Using probes and backhoes, they unearthed two plastic storage drums packed with U.S. dollars. It took three days to count the $20s, $50s and $100s — which added up to more than $10 million. A third barrel was excavated a week later from beneath a patio in an upscale San Salvador suburb, for a total of $14.5 million.
Though questions remain, the stash may be Mexican drug cartel money. One of the two Guatemalan ranch owners allegedly had ties to the leader of a Guatemalan branch of Mexico’s Gulf Cartel, who is serving a 31-year sentence for drug trafficking in the U.S.

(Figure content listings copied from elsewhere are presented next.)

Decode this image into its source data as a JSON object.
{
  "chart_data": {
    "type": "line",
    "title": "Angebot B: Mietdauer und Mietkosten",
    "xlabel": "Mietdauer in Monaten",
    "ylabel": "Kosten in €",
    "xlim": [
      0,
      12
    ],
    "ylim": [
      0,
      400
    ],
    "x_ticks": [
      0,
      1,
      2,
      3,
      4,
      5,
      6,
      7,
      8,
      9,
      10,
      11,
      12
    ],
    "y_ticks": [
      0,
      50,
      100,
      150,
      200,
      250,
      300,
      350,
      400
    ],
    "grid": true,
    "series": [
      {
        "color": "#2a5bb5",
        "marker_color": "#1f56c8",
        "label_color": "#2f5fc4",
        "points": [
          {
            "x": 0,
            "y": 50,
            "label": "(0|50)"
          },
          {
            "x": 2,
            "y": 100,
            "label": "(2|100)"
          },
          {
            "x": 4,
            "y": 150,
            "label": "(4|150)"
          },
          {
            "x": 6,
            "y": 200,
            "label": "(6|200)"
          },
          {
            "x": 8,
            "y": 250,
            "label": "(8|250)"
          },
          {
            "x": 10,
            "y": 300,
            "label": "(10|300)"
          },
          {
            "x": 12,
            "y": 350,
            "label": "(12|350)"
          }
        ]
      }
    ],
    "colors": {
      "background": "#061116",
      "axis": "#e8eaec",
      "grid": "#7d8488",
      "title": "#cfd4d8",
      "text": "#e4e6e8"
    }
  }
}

Mexican drug cartels now operate virtually uninhibited in their Central American backyard. U.S.-supported crackdowns in Mexico and Colombia have only pushed traffickers into a region where corruption is rampant, borders lack even minimal immigration control and local gangs provide a ready-made infrastructure for organized crime.
“The cartels are clear on the possibilities for using El Salvador as a place to launder money or to transport it south to pay for their drugs,” National Police deputy director Howard Cotto told The Associated Press in an interview.